The relative deviations (δ) of water isotope compositions (18O/16O) were expressed in per mil (‰) relative to Vienna Standard Mean Ocean Water (0 ‰; Coplen, 1996). The stable oxygen isotope analyses were performed at the Niels Bohr Institute, University of Copenhagen, Denmark, using mass spectrometry with an instrumental precision of ±0.1 ‰ in the oxygen isotope ratio (δ18O) value.

The oxygen isotope data from this study are available in the Supplement (Tables S1–S6).

In the Mittivakkat Gletscher river, we conducted three multi-sample tests at 14:00 local time on 9, 15 and 21 August 2004 to determine the combined uncertainty related to sampling and analytical error. During the multi-sample tests samples were collected simultaneously (within 3 min). The tests show standard deviations of 0.08 (n= 25), 0.06 (n= 5) and 0.04 ‰ (n= 10), respectively, which are lower than the instrumental precision (±0.1 ‰).

In the Kuannersuit Glacier river, multi-sample tests were conducted in 2001, 2002 and 2003, showing a standard deviation of ±0.16 (n= 5), ±0.13 (n= 17) and ±0.44 ‰ (n= 22), respectively. The multi-sample test in 2003 showed a standard deviation significantly larger than the instrumental precision (±0.1 ‰). This deviation cannot be explained by the presence of a few high δ18O values. The most plausible explanation is that the glacier run-off was not well mixed in 2003, possibly because different parts of the drainage system merged close to the glacier portal.

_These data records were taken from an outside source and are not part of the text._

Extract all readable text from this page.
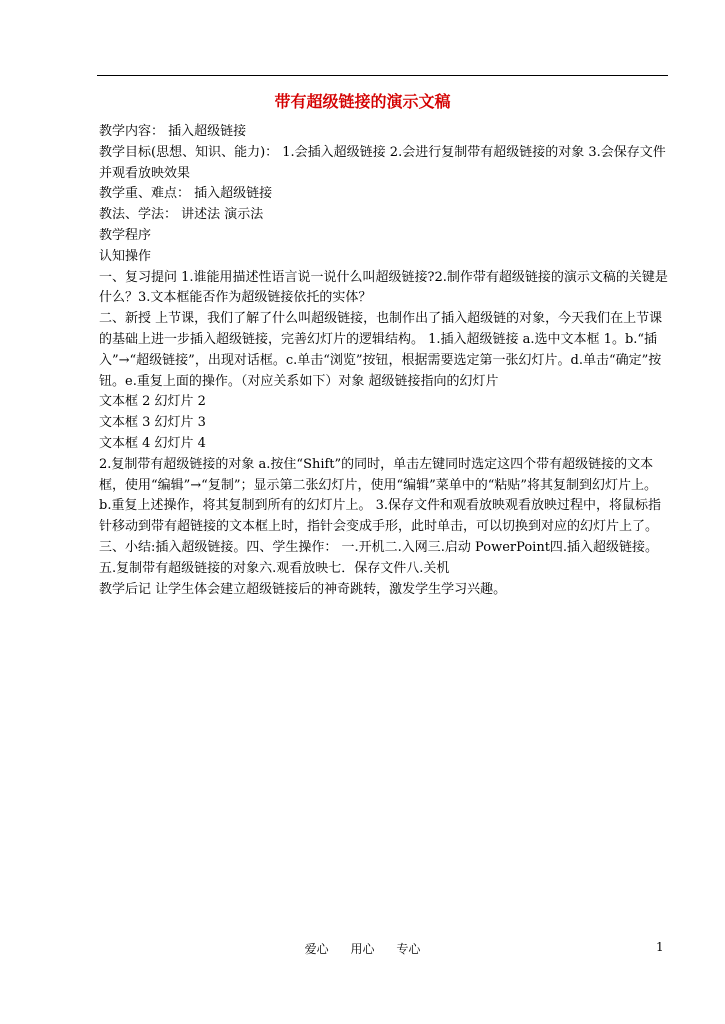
带有超级链接的演示文稿

教学内容： 插入超级链接

教学目标(思想、知识、能力)： 1.会插入超级链接 2.会进行复制带有超级链接的对象 3.会保存文件并观看放映效果

教学重、难点： 插入超级链接

教法、学法： 讲述法 演示法

教学程序

认知操作

一、复习提问 1.谁能用描述性语言说一说什么叫超级链接?2.制作带有超级链接的演示文稿的关键是什么？3.文本框能否作为超级链接依托的实体？

二、新授 上节课，我们了解了什么叫超级链接，也制作出了插入超级链的对象，今天我们在上节课的基础上进一步插入超级链接，完善幻灯片的逻辑结构。 1.插入超级链接 a.选中文本框 1。b.“插入”→“超级链接”，出现对话框。c.单击“浏览”按钮，根据需要选定第一张幻灯片。d.单击“确定”按钮。e.重复上面的操作。（对应关系如下）对象 超级链接指向的幻灯片

文本框 2 幻灯片 2

文本框 3 幻灯片 3

文本框 4 幻灯片 4

2.复制带有超级链接的对象 a.按住“Shift”的同时，单击左键同时选定这四个带有超级链接的文本框，使用“编辑”→“复制”；显示第二张幻灯片，使用“编辑”菜单中的“粘贴”将其复制到幻灯片上。b.重复上述操作，将其复制到所有的幻灯片上。 3.保存文件和观看放映观看放映过程中，将鼠标指针移动到带有超链接的文本框上时，指针会变成手形，此时单击，可以切换到对应的幻灯片上了。三、小结:插入超级链接。四、学生操作： 一.开机二.入网三.启动 PowerPoint四.插入超级链接。五.复制带有超级链接的对象六.观看放映七．保存文件八.关机

教学后记 让学生体会建立超级链接后的神奇跳转，激发学生学习兴趣。

爱心 用心 专心	1
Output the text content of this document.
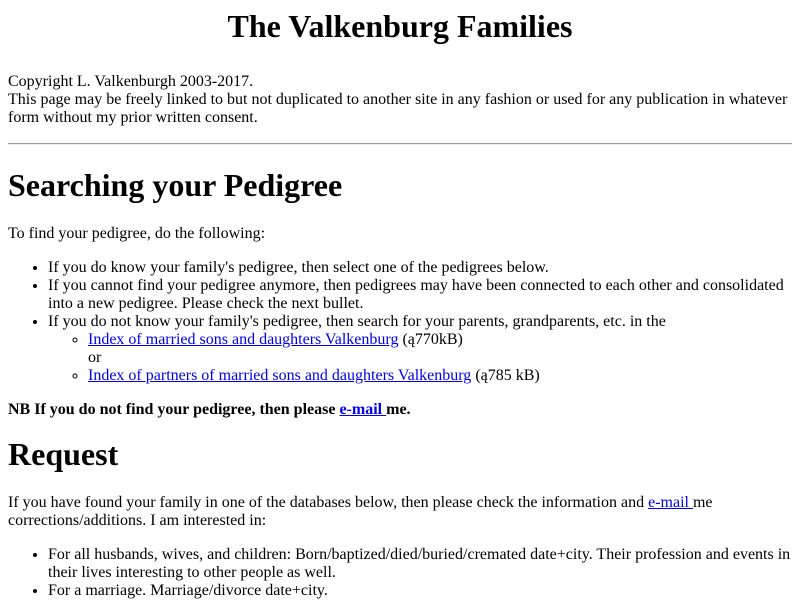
The Valkenburg Families

Copyright L. Valkenburgh 2003-2017.
This page may be freely linked to but not duplicated to another site in any fashion or used for any publication in whatever form without my prior written consent.

Searching your Pedigree

To find your pedigree, do the following:

• If you do know your family's pedigree, then select one of the pedigrees below.
• If you cannot find your pedigree anymore, then pedigrees may have been connected to each other and consolidated into a new pedigree. Please check the next bullet.
• If you do not know your family's pedigree, then search for your parents, grandparents, etc. in the
◦ Index of married sons and daughters Valkenburg (ą770kB)
or
◦ Index of partners of married sons and daughters Valkenburg (ą785 kB)

NB If you do not find your pedigree, then please e-mail me.

Request

If you have found your family in one of the databases below, then please check the information and e-mail me corrections/additions. I am interested in:

• For all husbands, wives, and children: Born/baptized/died/buried/cremated date+city. Their profession and events in their lives interesting to other people as well.
• For a marriage. Marriage/divorce date+city.
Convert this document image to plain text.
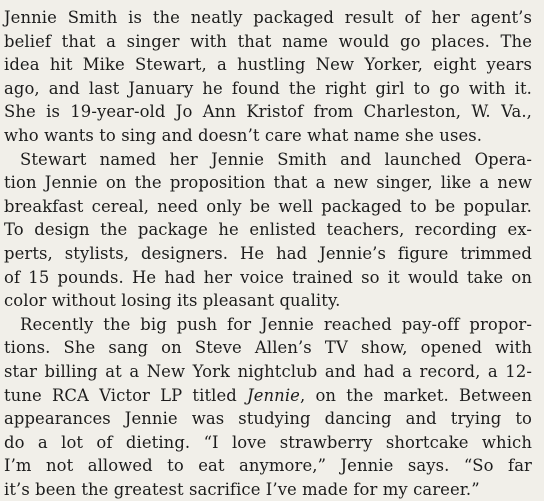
Jennie Smith is the neatly packaged result of her agent’s
belief that a singer with that name would go places. The
idea hit Mike Stewart, a hustling New Yorker, eight years
ago, and last January he found the right girl to go with it.
She is 19-year-old Jo Ann Kristof from Charleston, W. Va.,
who wants to sing and doesn’t care what name she uses.
Stewart named her Jennie Smith and launched Opera-
tion Jennie on the proposition that a new singer, like a new
breakfast cereal, need only be well packaged to be popular.
To design the package he enlisted teachers, recording ex-
perts, stylists, designers. He had Jennie’s figure trimmed
of 15 pounds. He had her voice trained so it would take on
color without losing its pleasant quality.
Recently the big push for Jennie reached pay-off propor-
tions. She sang on Steve Allen’s TV show, opened with
star billing at a New York nightclub and had a record, a 12-
tune RCA Victor LP titled Jennie, on the market. Between
appearances Jennie was studying dancing and trying to
do a lot of dieting. “I love strawberry shortcake which
I’m not allowed to eat anymore,” Jennie says. “So far
it’s been the greatest sacrifice I’ve made for my career.”
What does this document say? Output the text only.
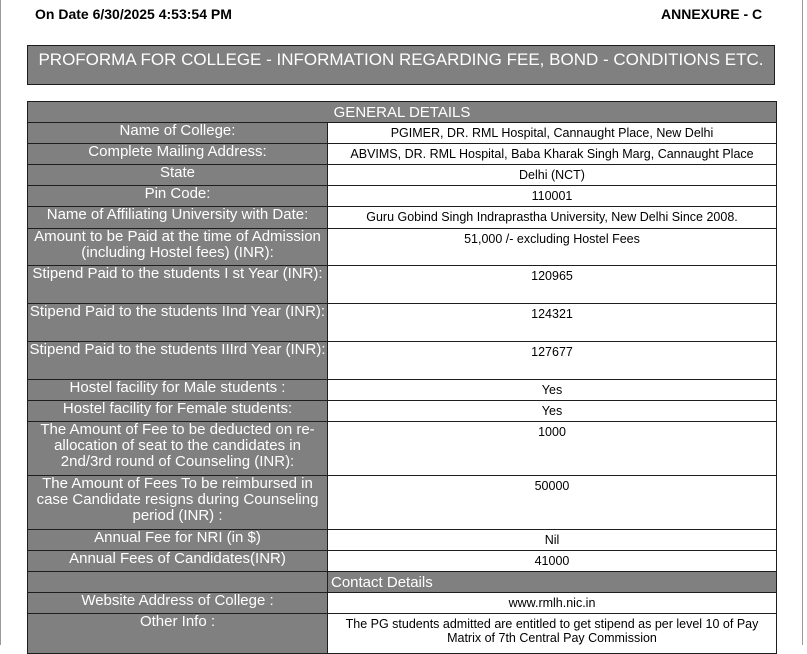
On Date 6/30/2025 4:53:54 PM	ANNEXURE - C
PROFORMA FOR COLLEGE - INFORMATION REGARDING FEE, BOND - CONDITIONS ETC.
GENERAL DETAILS	
Name of College:	PGIMER, DR. RML Hospital, Cannaught Place, New Delhi
Complete Mailing Address:	ABVIMS, DR. RML Hospital, Baba Kharak Singh Marg, Cannaught Place
State	Delhi (NCT)
Pin Code:	110001
Name of Affiliating University with Date:	Guru Gobind Singh Indraprastha University, New Delhi Since 2008.
Amount to be Paid at the time of Admission (including Hostel fees) (INR):	51,000 /- excluding Hostel Fees
Stipend Paid to the students I st Year (INR):	120965
Stipend Paid to the students IInd Year (INR):	124321
Stipend Paid to the students IIIrd Year (INR):	127677
Hostel facility for Male students :	Yes
Hostel facility for Female students:	Yes
The Amount of Fee to be deducted on re-allocation of seat to the candidates in 2nd/3rd round of Counseling (INR):	1000
The Amount of Fees To be reimbursed in case Candidate resigns during Counseling period (INR) :	50000
Annual Fee for NRI (in $)	Nil
Annual Fees of Candidates(INR)	41000
	Contact Details
Website Address of College :	www.rmlh.nic.in
Other Info :	The PG students admitted are entitled to get stipend as per level 10 of Pay Matrix of 7th Central Pay Commission
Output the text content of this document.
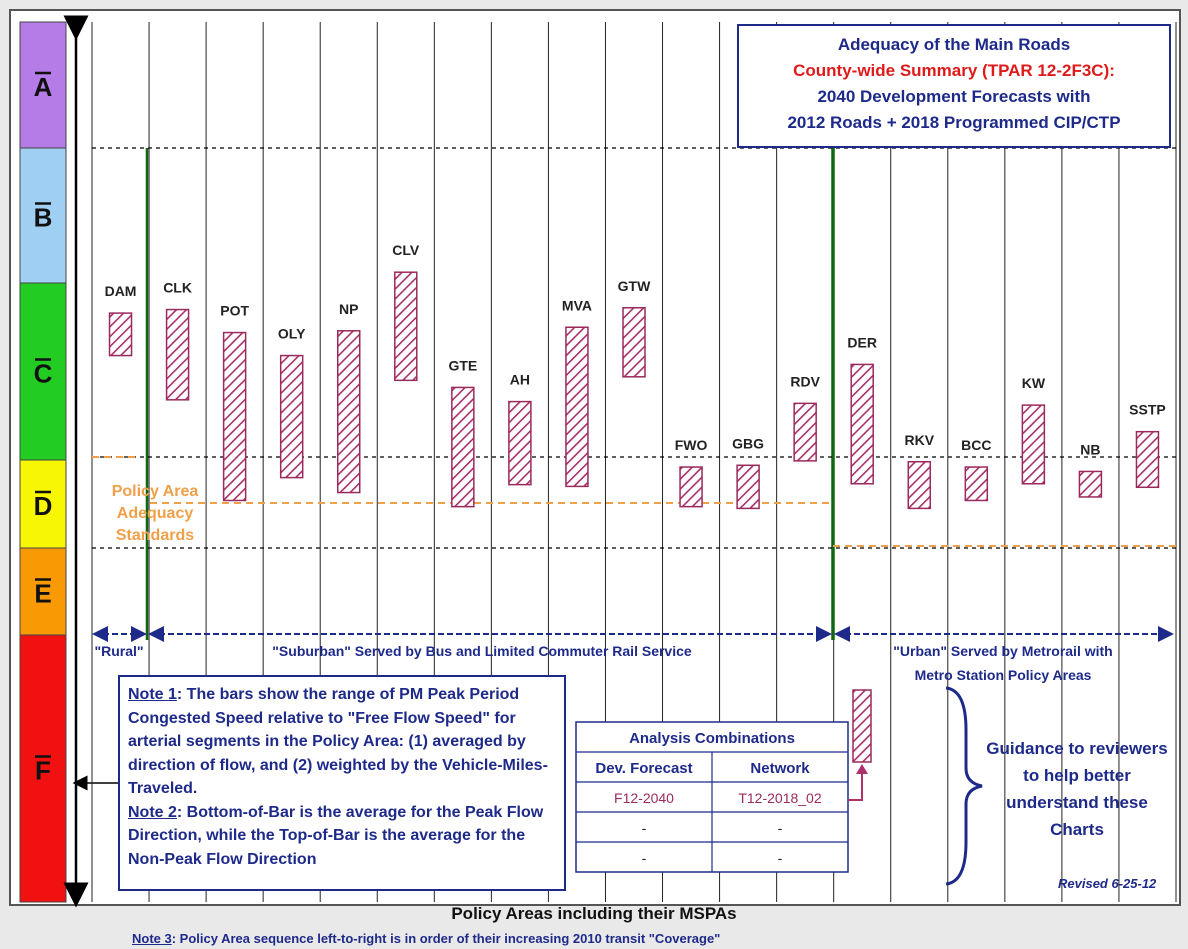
A
B
C
D
E
F
Policy Area
Adequacy
Standards
DAM CLK
POT
OLY
NP
CLV
GTE
AH
MVA
GTW
FWO GBG
RDV
DER
RKV BCC
KW
NB
SSTP
"Rural"	"Suburban" Served by Bus and Limited Commuter Rail Service	"Urban" Served by Metrorail with
Metro Station Policy Areas
Analysis Combinations
Dev. Forecast	Network
F12-2040	T12-2018_02
-	-
-	-
Adequacy of the Main Roads
County-wide Summary (TPAR 12-2F3C):
2040 Development Forecasts with
2012 Roads + 2018 Programmed CIP/CTP
Note 1: The bars show the range of PM Peak Period Congested Speed relative to "Free Flow Speed" for arterial segments in the Policy Area: (1) averaged by direction of flow, and (2) weighted by the Vehicle-Miles-Traveled.
Note 2: Bottom-of-Bar is the average for the Peak Flow Direction, while the Top-of-Bar is the average for the Non-Peak Flow Direction
Guidance to reviewers to help better understand these Charts
Revised 6-25-12
Policy Areas including their MSPAs
Note 3: Policy Area sequence left-to-right is in order of their increasing 2010 transit "Coverage"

Stage–discharge relationships were used to determine run-off at each study site. The accuracy of individual run-off measurements is within ±7 % (e.g. Herschy, 1999). For details on run-off measurements we refer to Hasholt and Mernild (2006) for the Mittivakkat Gletscher river and Yde et al. (2005a) for the Kuannersuit Glacier river. In short, at the Mittivakkat Gletscher river the run-off measurements were conducted at a hydrometric monitoring station located after the braided river system had changed into a single river channel about 500 m from the river outlet. The station was installed in August 2004 and recorded water stage every 10 min during the peak flow period. At the Kuannersuit Glacier river the run-off measurements were obtained at a hydrometric monitoring station installed in July 2001 at a location where the river merges to a single channel. Water stage was recorded every hour during the peak flow period. The station was destroyed during the spring river break-up in 2002.

At the Mittivakkat Gletscher river, the early melt season is characterised by an increasing trend in δ18O. In 2005 the δ18O values in the early melt season were coincident with the δ18O values during the peak flow period (Fig. 2a; Table 1). This indicates that the onset of ice melt commenced before the early melt season sampling campaign. In contrast, the 2008 onset of ice melt was delayed, and snowmelt totally dominated the bulk composition of the river water except on 30 May 2008, when a rainfall event (19 mm in the nearby town of Tasiilaq, located 10 km to the southeast of the Mittivakkat Gletscher river catchment; Cappelen, 2013) caused a positive peak in δ18O of ∼ 1 ‰ (Fig. 2b). This difference between the early ablation seasons in 2005 and 2008 is consistent with the meteorological record from Tasiilaq, which shows that the region received a large amount of precipitation in May 2008 (140 mm) compared to a dry May 2005 (17 mm; Cappelen, 2013). Episodic effects on δ18O by precipitation seem common throughout the ablation season. For instance, another short-term change occurred on 14–15 August 2005 (Fig. 2a), when a negative peak in δ18O of ∼ 2 ‰ coincided with a snowfall event (14 mm in Tasiilaq; Cappelen, 2013) and subsequent elevated contribution from snowmelt.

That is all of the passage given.